Genetic and Biological Pathways


Several research projects at CTGlab focus on optimizing methods to define and model the effects of biological pathways on complex traits.

Brain disorders are amongst the most pressing health problems in today’s western society. Despite the fact that most brain disorders are highly heritable, only few disease genes have been identified so far, and the majority of brain disorders are influenced by many genes of small effect. This complex nature hampers gene-finding success. The lack of insight into genetic variation implicated in brain disease is a major obstacle for the design of effective therapeutic strategies.

To alleviate the problems of detecting and interpreting small genetic effect sizes, we work on alternative ways to model these multiple small genetic effects by evaluating the combined, (non-)additive effects of variations in multiple, functionally related genes.

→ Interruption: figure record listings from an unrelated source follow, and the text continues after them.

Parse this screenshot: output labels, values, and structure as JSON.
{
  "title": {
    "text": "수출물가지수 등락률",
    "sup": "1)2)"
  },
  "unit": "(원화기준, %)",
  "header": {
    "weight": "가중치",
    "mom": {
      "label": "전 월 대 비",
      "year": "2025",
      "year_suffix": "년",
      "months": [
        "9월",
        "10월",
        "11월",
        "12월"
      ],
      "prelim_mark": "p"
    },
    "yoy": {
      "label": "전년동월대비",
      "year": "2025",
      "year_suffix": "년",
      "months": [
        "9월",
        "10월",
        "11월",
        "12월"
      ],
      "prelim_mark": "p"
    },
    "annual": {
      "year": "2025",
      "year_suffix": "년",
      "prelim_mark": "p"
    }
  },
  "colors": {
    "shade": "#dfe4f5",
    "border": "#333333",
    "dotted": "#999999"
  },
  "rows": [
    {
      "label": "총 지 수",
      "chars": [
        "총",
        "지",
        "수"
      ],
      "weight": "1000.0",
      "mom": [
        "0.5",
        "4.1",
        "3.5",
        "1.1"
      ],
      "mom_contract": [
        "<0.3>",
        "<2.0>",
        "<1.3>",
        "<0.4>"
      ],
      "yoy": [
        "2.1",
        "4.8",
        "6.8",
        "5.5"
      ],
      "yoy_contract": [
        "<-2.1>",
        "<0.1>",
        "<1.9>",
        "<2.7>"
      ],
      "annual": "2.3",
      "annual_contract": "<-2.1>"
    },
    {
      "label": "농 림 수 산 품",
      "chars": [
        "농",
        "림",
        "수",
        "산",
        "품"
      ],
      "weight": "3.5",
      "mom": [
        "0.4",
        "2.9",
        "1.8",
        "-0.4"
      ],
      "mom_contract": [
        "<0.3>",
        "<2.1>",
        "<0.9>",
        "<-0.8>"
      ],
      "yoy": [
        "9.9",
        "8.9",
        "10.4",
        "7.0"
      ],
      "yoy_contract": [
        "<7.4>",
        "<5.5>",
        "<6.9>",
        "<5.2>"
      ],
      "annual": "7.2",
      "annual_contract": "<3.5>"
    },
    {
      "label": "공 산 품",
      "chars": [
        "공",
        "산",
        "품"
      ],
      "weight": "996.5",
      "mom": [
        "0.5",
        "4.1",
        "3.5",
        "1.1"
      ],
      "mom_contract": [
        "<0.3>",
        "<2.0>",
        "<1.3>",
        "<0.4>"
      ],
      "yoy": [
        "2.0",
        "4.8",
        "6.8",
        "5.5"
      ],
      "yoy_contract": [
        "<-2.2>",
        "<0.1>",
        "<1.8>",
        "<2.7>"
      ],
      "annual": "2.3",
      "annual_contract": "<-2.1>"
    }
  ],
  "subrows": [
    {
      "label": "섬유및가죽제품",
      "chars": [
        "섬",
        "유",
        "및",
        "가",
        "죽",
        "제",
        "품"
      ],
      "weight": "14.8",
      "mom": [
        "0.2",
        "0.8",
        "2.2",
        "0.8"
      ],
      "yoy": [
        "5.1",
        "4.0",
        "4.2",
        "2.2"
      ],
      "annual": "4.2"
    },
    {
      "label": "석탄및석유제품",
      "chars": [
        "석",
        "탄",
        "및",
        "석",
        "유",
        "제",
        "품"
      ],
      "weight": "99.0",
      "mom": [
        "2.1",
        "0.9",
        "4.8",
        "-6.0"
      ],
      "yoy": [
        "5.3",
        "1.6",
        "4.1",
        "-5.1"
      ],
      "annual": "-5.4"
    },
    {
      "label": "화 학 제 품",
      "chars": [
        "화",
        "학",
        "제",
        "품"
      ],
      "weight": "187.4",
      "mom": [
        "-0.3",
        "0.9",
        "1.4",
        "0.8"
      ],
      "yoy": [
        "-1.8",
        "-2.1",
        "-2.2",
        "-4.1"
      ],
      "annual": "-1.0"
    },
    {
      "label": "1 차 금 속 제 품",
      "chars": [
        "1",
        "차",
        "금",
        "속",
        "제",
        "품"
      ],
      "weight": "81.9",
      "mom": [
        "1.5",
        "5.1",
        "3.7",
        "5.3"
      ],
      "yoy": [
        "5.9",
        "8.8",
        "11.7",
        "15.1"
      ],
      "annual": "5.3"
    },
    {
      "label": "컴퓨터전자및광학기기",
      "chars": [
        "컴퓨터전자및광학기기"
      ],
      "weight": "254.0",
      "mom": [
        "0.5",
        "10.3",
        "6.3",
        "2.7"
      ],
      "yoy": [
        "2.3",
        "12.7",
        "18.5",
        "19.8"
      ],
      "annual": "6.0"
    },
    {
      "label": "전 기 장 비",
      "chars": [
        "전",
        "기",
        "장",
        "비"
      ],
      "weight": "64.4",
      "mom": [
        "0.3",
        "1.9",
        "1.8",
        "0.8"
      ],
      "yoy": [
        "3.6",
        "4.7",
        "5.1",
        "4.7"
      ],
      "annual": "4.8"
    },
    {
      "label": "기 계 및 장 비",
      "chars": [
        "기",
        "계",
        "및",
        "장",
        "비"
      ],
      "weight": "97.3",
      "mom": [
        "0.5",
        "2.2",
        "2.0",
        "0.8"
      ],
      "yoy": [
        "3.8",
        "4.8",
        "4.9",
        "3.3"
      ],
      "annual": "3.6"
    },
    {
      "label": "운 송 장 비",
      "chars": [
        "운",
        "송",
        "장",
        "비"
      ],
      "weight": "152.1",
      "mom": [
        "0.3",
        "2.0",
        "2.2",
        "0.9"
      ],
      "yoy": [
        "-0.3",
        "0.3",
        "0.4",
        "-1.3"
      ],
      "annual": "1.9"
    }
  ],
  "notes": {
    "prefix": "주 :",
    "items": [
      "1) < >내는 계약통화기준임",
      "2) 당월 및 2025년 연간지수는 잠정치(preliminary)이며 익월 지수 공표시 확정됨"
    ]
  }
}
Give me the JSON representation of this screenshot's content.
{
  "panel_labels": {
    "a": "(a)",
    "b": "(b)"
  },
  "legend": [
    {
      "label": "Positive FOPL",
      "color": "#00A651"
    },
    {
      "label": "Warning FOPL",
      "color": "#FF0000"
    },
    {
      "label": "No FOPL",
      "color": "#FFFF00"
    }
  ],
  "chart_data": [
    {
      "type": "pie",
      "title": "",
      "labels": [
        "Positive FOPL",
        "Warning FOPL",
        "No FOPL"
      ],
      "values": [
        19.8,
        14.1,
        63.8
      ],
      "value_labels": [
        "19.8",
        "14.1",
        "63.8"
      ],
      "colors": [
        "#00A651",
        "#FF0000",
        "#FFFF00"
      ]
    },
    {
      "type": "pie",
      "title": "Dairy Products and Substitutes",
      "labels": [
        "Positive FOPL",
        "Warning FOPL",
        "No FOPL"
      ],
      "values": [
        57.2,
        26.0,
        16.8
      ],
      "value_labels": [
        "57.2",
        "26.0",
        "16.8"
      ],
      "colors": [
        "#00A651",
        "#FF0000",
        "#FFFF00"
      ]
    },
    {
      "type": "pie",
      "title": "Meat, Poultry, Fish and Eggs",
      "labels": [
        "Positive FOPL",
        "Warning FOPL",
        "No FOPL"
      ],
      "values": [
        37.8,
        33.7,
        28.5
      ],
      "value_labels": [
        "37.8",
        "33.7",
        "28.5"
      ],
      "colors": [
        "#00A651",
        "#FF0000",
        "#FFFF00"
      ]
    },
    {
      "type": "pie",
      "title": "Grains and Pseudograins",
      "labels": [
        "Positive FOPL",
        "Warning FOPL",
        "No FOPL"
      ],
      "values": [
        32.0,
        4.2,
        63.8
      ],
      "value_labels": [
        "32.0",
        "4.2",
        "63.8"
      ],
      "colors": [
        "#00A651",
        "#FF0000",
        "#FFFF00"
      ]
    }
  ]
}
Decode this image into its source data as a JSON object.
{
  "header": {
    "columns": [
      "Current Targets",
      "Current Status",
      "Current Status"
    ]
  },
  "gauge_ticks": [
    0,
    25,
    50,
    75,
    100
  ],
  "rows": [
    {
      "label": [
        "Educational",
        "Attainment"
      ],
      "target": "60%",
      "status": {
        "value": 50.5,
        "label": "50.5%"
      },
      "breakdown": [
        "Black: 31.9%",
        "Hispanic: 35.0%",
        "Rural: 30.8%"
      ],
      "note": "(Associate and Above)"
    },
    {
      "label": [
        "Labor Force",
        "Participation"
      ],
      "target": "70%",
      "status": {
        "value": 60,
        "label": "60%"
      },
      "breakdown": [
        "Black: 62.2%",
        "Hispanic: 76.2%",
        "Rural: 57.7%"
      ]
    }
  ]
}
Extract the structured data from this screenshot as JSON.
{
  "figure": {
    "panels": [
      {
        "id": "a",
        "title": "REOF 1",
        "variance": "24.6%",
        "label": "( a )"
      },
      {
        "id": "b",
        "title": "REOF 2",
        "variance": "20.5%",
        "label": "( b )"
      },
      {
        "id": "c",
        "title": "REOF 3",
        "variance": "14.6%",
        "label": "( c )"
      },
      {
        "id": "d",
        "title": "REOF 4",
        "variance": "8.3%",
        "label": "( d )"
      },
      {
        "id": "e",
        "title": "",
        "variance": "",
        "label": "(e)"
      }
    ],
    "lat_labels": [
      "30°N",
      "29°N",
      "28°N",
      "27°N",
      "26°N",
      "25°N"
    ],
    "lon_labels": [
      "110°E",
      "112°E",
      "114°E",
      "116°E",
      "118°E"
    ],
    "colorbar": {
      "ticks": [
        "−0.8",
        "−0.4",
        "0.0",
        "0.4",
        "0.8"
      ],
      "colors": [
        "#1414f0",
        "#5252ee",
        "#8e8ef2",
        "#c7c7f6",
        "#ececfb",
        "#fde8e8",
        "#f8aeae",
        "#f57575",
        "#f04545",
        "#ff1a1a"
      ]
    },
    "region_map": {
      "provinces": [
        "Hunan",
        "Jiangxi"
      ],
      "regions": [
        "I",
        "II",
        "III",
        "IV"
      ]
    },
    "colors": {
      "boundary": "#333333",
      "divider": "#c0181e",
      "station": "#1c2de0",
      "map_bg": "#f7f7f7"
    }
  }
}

We first developed the JAG tool - which uses permutation to assess statistical significance of set-association. JAG includes self-contained and competitive testing of gene-sets. We are currently working on an extended tool, which will be released soon, and uses slightly different statistical algorithms that allow modeling of dynamically defined gene-sets.

Apart from developing novel statistical strategies, we collaborate closely with biologists from the partner-sections in our department, the CNCR to define sets of genes, based on experimental data and expert knowledge. This has resulted in the generation of several expert-curated sets of genes that are functionally related.

Curation has focused on several main functional areas: genes involved in (pre- and post) synaptic signaling (partners Matthijs Verhage and Guus Smit), in glia and lipid function (partners Andrea Goudriaan and Mark Verheijen), and Alzheimer pathways (Wiep Scheper). These expert curated gene-sets are used by us and others and are freely available from our site.